In its original form, haggis is a rich hash of sheep’s innards, suet, oatmeal, onions, and spices, traditionally cooked in a sheep’s stomach. It’s been a potent culinary symbol of Scotland for centuries. Scots concede that it’s an acquired taste, but it’s ubiquitous at special occasions nationwide, and also at not-so-special occasions: many chip shops catering to late-night drinkers offer haggis pizza or haggis spring rolls.
Because the sheep parts in commercial haggis aren’t butchered according to Jewish dietary laws, the specialty was long out of reach for Glasgow’s small Jewish community. But today, I am sampling Cohen’s interpretation of haggis, which uses minced, kosher lamb, but none of the heart, lungs, liver, and stomach from the more traditional recipes.
Cohen’s family has been cooking for Glasgow’s residents since the 1930s, when his great-great-aunt ran a restaurant that fed, among others, Polish soldiers with nowhere else to go. His mother, Doreen, made her first kosher haggis for her catering clients in 1987. And although the city’s Jewish population is slowly shrinking, Cohen still turns out over 220 pounds of his haggis annually.

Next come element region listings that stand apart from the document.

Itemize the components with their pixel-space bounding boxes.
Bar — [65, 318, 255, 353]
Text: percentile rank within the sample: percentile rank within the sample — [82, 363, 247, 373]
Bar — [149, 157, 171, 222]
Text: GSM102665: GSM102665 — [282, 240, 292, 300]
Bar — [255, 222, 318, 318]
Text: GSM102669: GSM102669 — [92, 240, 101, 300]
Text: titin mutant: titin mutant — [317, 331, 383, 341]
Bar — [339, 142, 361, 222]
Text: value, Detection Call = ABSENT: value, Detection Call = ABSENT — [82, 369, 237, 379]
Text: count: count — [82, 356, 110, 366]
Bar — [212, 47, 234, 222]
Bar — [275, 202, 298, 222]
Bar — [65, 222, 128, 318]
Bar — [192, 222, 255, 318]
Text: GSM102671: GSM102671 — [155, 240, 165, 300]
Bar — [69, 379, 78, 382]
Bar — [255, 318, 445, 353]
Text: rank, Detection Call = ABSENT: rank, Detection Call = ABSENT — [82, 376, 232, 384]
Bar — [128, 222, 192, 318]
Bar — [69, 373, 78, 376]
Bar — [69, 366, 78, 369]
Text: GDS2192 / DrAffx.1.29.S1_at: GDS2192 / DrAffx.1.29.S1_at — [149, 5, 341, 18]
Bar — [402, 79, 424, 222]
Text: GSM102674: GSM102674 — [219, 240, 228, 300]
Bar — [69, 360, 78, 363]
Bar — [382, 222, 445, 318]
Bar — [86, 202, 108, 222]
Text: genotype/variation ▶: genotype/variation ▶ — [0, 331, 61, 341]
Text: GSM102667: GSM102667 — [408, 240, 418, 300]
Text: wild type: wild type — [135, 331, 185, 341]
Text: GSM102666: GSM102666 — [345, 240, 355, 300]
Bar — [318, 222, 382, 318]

Most of this haggis production is for Burns Night, Scotland’s annual celebration of its national poet, Robert Burns, who wrote Auld Lang Syne. On or around January 25 at Burns Suppers nationwide, a host or a guest of honor will recite Burns’ Address to a Haggis to tables full of hungry people before ceremonially slicing open the haggis with a sword (or kitchen knife.) A grand meal follows, with the haggis usually accompanied by turnips, potatoes, (“neeps and tatties”) and whisky sauce.
The Burns Supper at Cohen’s synagogue always sells out because they can only seat 200. Cohen serves me his haggis the way he serves it at Burns Night: in a neat cylindrical shape under layers of neeps and tatties. The vegetables are a formality; the haggis is the star. It’s loose and lean as a pilaf, and has a toothsome, malty chew from the barley Cohen adds. A heady lamb perfume permeates every crumb, and while there’s none of the fat, silken mustiness of offal, in its place are the warmth of browned onions and black pepper. I eat it all.
At his synagogue’s celebration last year, Cohen had the honor of addressing the haggis. He recites the poem for me from memory and with gleeful drama.
Robert Burns is for all Scots, says Cohen, and a good delicatessen should be the same. “In New York City, deli food is just part of the culture—we’d like to develop that same ethos in Glasgow.”